The study, published in the peer-reviewed scientific journal Environmental Research Communications, provides an analysis of how hurricane rainfall rate and total annual rainfall change for a 1°C rise in ocean temperatures in the main hurricane development region of the North Atlantic, during the study period 1998 to 2017.
The study was led by Dr Samantha Hallam from Maynooth University, while she was a PhD student at NOC. Dr Hallam said, “In this study, we found a 40% rise in tropical cyclone rainfall rate and 140% increase in total annual rainfall over land when ocean temperatures are 1°C warmer than normal in the main hurricane development region in the North Atlantic, between 1998-2017.
“The 40% rise in tropical cyclone rainfall rate over land contrasts with the 6% increase in the rainfall rate observed over the Atlantic Ocean and appears to indicate a thermos-dynamic and a dynamic response to anomalously warm ocean temperatures, meaning hurricanes are making landfall with higher wind speeds when ocean temperatures are warmer.”
The research found that the 140% increase in total annual rainfall, for a 1°C rise in ocean temperatures, is not only linked to the thermodynamic response associated with the Clausius-Clapeyron relationship (which says that rainfall intensity increases by about 7% for each degree of warming), but to the increase in wind speed and the number of landfalling tracks, which also rises with warmer ocean temperatures as highlighted in the study.
Dr Joel Hirschi, associate head of marine systems modeling at NOC and a senior author on the study, said, “Through this study, we’re confident that the connection between ocean temperatures and rainfall will help improve hurricane forecasts, which will prove a vital resource for vulnerable areas that suffer costly flood-related damages during intense hurricane seasons.”
Overall, this research provides useful insights for seasonal to decadal flood prediction from Atlantic tropical cyclones (hurricanes) and the associated flood risk, which is helpful for homeowners, policymakers and insurers.
These findings are the result of a statistical analysis of IBTrACS and TRMM data sets.

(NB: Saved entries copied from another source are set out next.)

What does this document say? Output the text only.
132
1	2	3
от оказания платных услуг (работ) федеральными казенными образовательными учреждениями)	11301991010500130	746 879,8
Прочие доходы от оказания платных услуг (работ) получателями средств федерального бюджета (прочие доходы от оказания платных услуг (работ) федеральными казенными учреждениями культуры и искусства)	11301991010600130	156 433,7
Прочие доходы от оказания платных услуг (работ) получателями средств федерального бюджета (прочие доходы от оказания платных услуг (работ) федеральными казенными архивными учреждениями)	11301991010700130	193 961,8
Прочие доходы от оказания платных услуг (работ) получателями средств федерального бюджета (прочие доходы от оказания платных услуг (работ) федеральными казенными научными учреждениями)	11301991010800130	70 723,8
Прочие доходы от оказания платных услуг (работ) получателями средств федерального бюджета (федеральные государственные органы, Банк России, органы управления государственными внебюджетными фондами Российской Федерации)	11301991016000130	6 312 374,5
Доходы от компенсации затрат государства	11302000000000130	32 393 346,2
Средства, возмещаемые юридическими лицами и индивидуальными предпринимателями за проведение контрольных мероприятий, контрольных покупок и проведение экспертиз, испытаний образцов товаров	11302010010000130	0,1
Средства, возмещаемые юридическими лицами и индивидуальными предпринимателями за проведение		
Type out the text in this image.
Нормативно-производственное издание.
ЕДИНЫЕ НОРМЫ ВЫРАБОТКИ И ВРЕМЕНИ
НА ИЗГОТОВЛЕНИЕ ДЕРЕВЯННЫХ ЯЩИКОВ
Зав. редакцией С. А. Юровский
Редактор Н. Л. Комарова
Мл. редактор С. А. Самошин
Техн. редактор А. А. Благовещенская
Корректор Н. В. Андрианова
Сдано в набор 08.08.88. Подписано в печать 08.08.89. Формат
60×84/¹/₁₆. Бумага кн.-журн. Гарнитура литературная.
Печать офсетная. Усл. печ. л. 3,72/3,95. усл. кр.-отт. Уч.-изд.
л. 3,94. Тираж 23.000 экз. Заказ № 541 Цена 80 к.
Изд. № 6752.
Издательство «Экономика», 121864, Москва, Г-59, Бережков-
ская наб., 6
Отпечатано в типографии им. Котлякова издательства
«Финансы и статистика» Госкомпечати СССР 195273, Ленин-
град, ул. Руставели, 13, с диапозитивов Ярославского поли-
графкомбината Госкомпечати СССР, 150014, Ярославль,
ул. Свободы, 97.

The research was supported by the Marine Institute and funded by the Irish government under the JPI Climate and JPI Ocean joint call and the Natural Environmental Research Council, and involved collaboration between ICARUS Climate Research Centre at Maynooth University in Ireland, the National Oceanography Centre at the University of Southampton, and University of Reading.
In recent years, there have been increasing losses from freshwater flooding associated with US landfalling hurricanes. Hurricanes produce intense rainfall which causes flash flooding, and this study looks at the impact across nine US states. In 2017, Hurricane Harvey caused more than US$100bn of mostly flood-related damages in the USA. In 2022, Hurricane Ian caused flood losses estimated at between US$8-18bn of which, around 50% are uninsured.